Assassin is a platform video game with shoot 'em up elements for the Amiga. It was developed by Psionic Systems and published in 1992 by Team17, the company best known for the Worms franchise. Assassin was updated and re-released in 1994 as Assassin: Special Edition.

==Gameplay==
The character is an assassin that has been hired to kill the antagonist of the game, "Midan". He is then dropped behind enemy lines and must first disable Midan's power source, and then assassinate him. The assassin is armed with a boomerang that is razor-edged. The game is controlled by a joystick.

There are three skill levels: Rookie, Arcade, and Ultimate. As well as changing the difficulty, each level unlocks more of the game than the level that is easier than it. The enemies are tougher to defeat in the higher levels, but there are more rewards.

The player must guide the assassin through the levels facing enemies ranging from vicious dogs to wall mounted laser cannons. As well as the platforms, the player is able to control the assassin to climb on walls and ceilings as a method of getting around, and avoiding enemies. The player can use the boomerang to attack enemies, or use bonus weapons that are gained by achieving certain requirements.

==Development==
Assassin was developed by Psionic Systems in conjunction with Team17. The project manager was Martyn Brown. It was programmed by David Broadhurst and Haydn Dalton with additional work from Mike and Andrew Oakley. The music and sound effects are by Allister Brimble.

== Reception ==
Assassin has received high ratings. The One Amiga rated the game 92%, praising all areas of the game. In particular the sound effects. In the review, the reviewer noted that the sound effects were "some of the most imaginative and atmospheric I've ever heard". The only criticism in the review was that some of the backgrounds seemed empty.

The review from Amiga Power noted the similarities of the game to Strider and Turrican, but overall rated the game highly at 89%. Again, the atmosphere of the game was praised, as were the graphics and animation.

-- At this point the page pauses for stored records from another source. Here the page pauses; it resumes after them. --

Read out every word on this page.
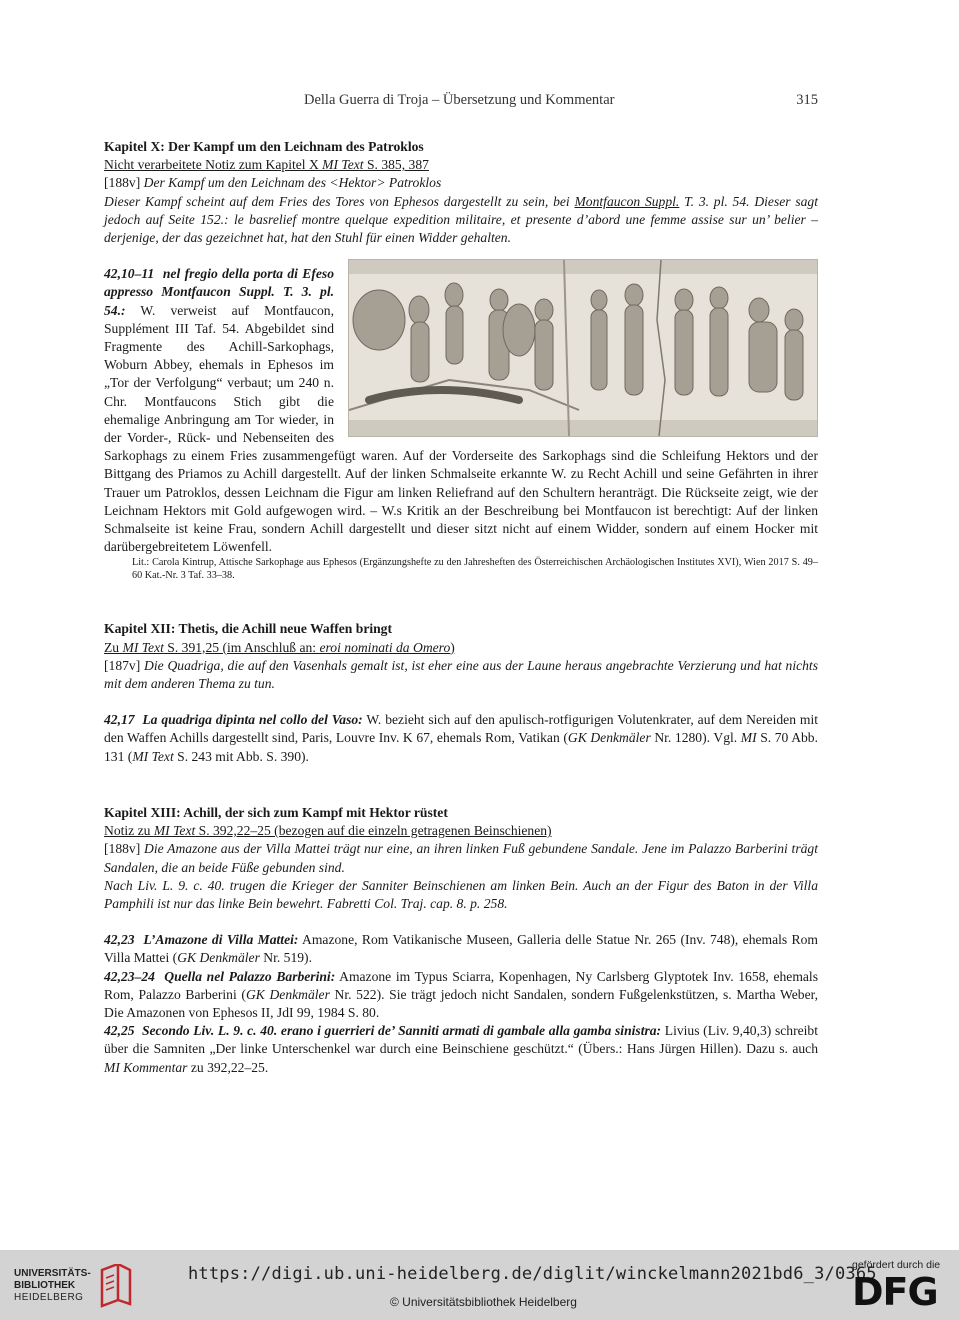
Della Guerra di Troja – Übersetzung und Kommentar	315

Kapitel X: Der Kampf um den Leichnam des Patroklos

Nicht verarbeitete Notiz zum Kapitel X MI Text S. 385, 387

[188v] Der Kampf um den Leichnam des <Hektor> Patroklos

Dieser Kampf scheint auf dem Fries des Tores von Ephesos dargestellt zu sein, bei Montfaucon Suppl. T. 3. pl. 54. Dieser sagt jedoch auf Seite 152.: le basrelief montre quelque expedition militaire, et presente d’abord une femme assise sur un’ belier – derjenige, der das gezeichnet hat, hat den Stuhl für einen Widder gehalten.

42,10–11 nel fregio della porta di Efeso appresso Montfaucon Suppl. T. 3. pl. 54.: W. verweist auf Montfaucon, Supplément III Taf. 54. Abgebildet sind Fragmente des Achill-Sarkophags, Woburn Abbey, ehemals in Ephesos im „Tor der Verfolgung“ verbaut; um 240 n. Chr. Montfaucons Stich gibt die ehemalige Anbringung am Tor wieder, in der Vorder-, Rück- und Nebenseiten des Sarkophags zu einem Fries zusammengefügt waren. Auf der Vorderseite des Sarkophags sind die Schleifung Hektors und der Bittgang des Priamos zu Achill dargestellt. Auf der linken Schmalseite erkannte W. zu Recht Achill und seine Gefährten in ihrer Trauer um Patroklos, dessen Leichnam die Figur am linken Reliefrand auf den Schultern heranträgt. Die Rückseite zeigt, wie der Leichnam Hektors mit Gold aufgewogen wird. – W.s Kritik an der Beschreibung bei Montfaucon ist berechtigt: Auf der linken Schmalseite ist keine Frau, sondern Achill dargestellt und dieser sitzt nicht auf einem Widder, sondern auf einem Hocker mit darübergebreitetem Löwenfell.

Lit.: Carola Kintrup, Attische Sarkophage aus Ephesos (Ergänzungshefte zu den Jahresheften des Österreichischen Archäologischen Institutes XVI), Wien 2017 S. 49–60 Kat.-Nr. 3 Taf. 33–38.

Kapitel XII: Thetis, die Achill neue Waffen bringt

Zu MI Text S. 391,25 (im Anschluß an: eroi nominati da Omero)

[187v] Die Quadriga, die auf den Vasenhals gemalt ist, ist eher eine aus der Laune heraus angebrachte Verzierung und hat nichts mit dem anderen Thema zu tun.

42,17 La quadriga dipinta nel collo del Vaso: W. bezieht sich auf den apulisch-rotfigurigen Volutenkrater, auf dem Nereiden mit den Waffen Achills dargestellt sind, Paris, Louvre Inv. K 67, ehemals Rom, Vatikan (GK Denkmäler Nr. 1280). Vgl. MI S. 70 Abb. 131 (MI Text S. 243 mit Abb. S. 390).

Kapitel XIII: Achill, der sich zum Kampf mit Hektor rüstet

Notiz zu MI Text S. 392,22–25 (bezogen auf die einzeln getragenen Beinschienen)

[188v] Die Amazone aus der Villa Mattei trägt nur eine, an ihren linken Fuß gebundene Sandale. Jene im Palazzo Barberini trägt Sandalen, die an beide Füße gebunden sind.

Nach Liv. L. 9. c. 40. trugen die Krieger der Sanniter Beinschienen am linken Bein. Auch an der Figur des Baton in der Villa Pamphili ist nur das linke Bein bewehrt. Fabretti Col. Traj. cap. 8. p. 258.

42,23 L’Amazone di Villa Mattei: Amazone, Rom Vatikanische Museen, Galleria delle Statue Nr. 265 (Inv. 748), ehemals Rom Villa Mattei (GK Denkmäler Nr. 519).

42,23–24 Quella nel Palazzo Barberini: Amazone im Typus Sciarra, Kopenhagen, Ny Carlsberg Glyptotek Inv. 1658, ehemals Rom, Palazzo Barberini (GK Denkmäler Nr. 522). Sie trägt jedoch nicht Sandalen, sondern Fußgelenkstützen, s. Martha Weber, Die Amazonen von Ephesos II, JdI 99, 1984 S. 80.

42,25 Secondo Liv. L. 9. c. 40. erano i guerrieri de’ Sanniti armati di gambale alla gamba sinistra: Livius (Liv. 9,40,3) schreibt über die Samniten „Der linke Unterschenkel war durch eine Beinschiene geschützt.“ (Übers.: Hans Jürgen Hillen). Dazu s. auch MI Kommentar zu 392,22–25.

UNIVERSITÄTS-
BIBLIOTHEK
HEIDELBERG
https://digi.ub.uni-heidelberg.de/diglit/winckelmann2021bd6_3/0365
© Universitätsbibliothek Heidelberg
gefördert durch die
DFG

CU Amiga scored the game 89% and noted the size of the game maps. There are over 1500 screens over the five levels. The magazine said this was one of the games most striking features.

In episode 2 of season 1, British television show Bad Influence! gave it 4 stars (from the girls) and 3 stars (from the boys), out of a maximum of 5.

Despite the critical acclaim, Martyn Brown, co-founder of Team17 considers Assassin to be Team17's least successful game. He attributes this to limited appeal.

==Legacy==
Assassin: Special Edition was released 2 years after the original game and various gameplay elements were altered. The first level was removed, along with dogs as enemies, and the boomerang has been replaced with a laser gun. Amiga Power gave the game a lower rating of 79%, but still praised most of it.